Rekoveri logam minor seperti emas dan perak untuk skala industri pada umumnya menggunakan teknik hidrometalurgi atau leaching (pelarutan selektif). Banyak reagen atau pereaksi yang bisa digunakan untuk proses leaching guna mengekstrak logam emas dan perak dari bijihnya, diantara reagen-reagen tersebut salah satunya menggunakan reagen sianida. Kelebihan reagen sianida dibandingkan dengan reagen lain adalah rekoveri emas yang diperoleh lebih tinggi (95%), waktu proses yang relatif singkat, dan sampai saat ini merupakan reagen yang paling ekonomis (Bertrand, 1985).

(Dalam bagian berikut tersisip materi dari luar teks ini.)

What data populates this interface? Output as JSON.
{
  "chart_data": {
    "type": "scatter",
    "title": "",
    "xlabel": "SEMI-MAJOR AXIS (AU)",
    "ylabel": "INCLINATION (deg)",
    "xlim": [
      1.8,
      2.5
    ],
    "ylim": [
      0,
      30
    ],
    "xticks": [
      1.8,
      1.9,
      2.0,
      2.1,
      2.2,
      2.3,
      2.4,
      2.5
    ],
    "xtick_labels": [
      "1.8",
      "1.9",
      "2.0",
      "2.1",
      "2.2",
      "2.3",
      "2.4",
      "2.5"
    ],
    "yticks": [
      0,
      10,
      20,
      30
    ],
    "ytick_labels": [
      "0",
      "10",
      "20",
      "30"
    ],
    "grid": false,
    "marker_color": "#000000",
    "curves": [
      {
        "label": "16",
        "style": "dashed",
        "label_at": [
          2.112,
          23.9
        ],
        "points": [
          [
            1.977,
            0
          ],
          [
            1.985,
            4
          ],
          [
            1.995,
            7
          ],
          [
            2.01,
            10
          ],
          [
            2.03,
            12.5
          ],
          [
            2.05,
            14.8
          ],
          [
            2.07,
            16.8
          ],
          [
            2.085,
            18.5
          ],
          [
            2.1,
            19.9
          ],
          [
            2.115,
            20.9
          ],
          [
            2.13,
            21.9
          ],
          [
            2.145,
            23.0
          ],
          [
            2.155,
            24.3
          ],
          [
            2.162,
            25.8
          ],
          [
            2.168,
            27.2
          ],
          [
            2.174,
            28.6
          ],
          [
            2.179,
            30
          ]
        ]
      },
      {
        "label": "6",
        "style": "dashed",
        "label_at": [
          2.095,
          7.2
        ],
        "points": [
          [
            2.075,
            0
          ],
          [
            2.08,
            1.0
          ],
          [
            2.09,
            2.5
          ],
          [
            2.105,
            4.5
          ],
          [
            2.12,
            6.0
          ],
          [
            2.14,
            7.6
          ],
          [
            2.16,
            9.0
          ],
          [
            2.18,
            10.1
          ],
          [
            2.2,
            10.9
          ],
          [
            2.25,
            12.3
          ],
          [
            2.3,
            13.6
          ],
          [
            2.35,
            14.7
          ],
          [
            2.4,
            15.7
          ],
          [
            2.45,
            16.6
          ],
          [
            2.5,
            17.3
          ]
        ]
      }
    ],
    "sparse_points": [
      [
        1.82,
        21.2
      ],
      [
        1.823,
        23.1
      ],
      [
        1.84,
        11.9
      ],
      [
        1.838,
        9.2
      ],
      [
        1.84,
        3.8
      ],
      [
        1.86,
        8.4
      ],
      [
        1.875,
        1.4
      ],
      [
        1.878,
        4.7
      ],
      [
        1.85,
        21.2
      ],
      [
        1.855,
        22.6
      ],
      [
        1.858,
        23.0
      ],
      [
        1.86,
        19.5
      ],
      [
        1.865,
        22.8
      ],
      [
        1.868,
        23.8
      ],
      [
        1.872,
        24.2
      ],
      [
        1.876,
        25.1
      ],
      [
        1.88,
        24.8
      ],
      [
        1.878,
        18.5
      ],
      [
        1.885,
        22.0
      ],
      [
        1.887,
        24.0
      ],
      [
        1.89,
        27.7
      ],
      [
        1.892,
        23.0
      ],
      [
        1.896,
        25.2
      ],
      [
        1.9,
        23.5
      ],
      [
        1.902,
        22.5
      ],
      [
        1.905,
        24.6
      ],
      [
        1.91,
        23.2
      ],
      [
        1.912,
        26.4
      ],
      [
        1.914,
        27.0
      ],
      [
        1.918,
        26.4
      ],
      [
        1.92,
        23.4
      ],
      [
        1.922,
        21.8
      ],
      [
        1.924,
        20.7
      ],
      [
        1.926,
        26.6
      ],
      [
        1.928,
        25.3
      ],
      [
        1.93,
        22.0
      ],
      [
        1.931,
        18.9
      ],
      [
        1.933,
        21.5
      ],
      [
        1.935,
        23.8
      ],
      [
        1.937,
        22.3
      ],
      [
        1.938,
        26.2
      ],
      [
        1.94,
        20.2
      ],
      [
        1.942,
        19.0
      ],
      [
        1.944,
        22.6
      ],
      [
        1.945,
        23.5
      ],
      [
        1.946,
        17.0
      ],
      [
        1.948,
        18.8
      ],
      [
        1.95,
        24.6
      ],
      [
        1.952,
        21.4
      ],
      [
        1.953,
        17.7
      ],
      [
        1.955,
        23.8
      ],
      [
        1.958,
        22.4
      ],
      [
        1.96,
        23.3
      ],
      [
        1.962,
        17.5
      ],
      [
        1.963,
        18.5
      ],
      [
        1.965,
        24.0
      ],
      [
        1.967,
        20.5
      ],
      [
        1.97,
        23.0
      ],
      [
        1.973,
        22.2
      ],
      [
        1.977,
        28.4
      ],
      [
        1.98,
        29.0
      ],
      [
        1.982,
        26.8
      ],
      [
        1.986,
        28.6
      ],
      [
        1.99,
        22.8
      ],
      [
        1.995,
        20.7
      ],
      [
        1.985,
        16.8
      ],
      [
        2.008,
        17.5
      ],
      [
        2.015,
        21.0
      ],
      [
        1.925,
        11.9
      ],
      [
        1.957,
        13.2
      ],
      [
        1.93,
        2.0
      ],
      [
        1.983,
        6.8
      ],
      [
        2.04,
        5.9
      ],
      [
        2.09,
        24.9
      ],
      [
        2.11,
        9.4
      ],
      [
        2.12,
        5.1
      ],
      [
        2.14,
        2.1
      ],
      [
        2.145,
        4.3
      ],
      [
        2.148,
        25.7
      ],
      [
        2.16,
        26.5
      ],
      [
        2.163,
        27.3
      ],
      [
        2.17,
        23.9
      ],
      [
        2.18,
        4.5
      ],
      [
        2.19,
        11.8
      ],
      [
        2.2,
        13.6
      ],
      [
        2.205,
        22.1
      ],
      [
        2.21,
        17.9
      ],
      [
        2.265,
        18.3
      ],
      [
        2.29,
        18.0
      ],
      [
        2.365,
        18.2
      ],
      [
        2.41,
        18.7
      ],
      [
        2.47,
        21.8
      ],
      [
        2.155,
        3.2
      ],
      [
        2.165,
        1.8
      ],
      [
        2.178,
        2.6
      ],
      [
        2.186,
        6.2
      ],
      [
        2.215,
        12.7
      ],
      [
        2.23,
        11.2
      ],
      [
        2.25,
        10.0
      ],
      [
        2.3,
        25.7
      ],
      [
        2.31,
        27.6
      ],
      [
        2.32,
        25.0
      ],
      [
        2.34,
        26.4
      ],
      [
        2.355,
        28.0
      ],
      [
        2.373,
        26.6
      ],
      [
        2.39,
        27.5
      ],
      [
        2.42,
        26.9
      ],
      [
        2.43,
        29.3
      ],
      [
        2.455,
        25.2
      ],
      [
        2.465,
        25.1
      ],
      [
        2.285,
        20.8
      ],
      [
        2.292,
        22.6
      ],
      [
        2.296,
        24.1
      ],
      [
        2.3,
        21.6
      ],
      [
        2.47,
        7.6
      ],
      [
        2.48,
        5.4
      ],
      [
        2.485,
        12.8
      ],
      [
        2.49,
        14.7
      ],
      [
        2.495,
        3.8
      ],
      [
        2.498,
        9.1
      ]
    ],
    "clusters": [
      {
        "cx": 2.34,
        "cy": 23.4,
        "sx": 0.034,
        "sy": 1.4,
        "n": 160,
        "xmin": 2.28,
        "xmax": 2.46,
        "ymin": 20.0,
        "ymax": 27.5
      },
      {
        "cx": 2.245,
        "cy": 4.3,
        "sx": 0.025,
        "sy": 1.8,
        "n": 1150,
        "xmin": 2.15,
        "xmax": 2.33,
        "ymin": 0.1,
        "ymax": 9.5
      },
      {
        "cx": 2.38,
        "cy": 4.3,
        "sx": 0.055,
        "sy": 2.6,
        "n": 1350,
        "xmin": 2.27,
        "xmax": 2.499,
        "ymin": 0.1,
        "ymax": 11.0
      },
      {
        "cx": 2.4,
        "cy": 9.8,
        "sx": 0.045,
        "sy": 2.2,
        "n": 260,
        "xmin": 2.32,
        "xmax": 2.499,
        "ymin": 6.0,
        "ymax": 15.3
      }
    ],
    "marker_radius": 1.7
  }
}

Metode sianidasi banyak digunakan pada industri emas sekarang ini. Metode ini digunakan lebih dari seratus tahun sejak proses metalurgi kimia untuk produksi emas dikembangkan (Bayraktar, 1995; Zhang et al., 1997). Metode ini

(2)

Prosiding KIMIA FMIPA - ITS

didasarkan pada penggunaan larutan sianida basa yang tidak berubah sejak pertama kali dipatenkan. Proses ini banyak digunakan karena prosesnya yang sederhana dan ekonomis (Wadsworth et al., 2000; Tukel et al., 1996).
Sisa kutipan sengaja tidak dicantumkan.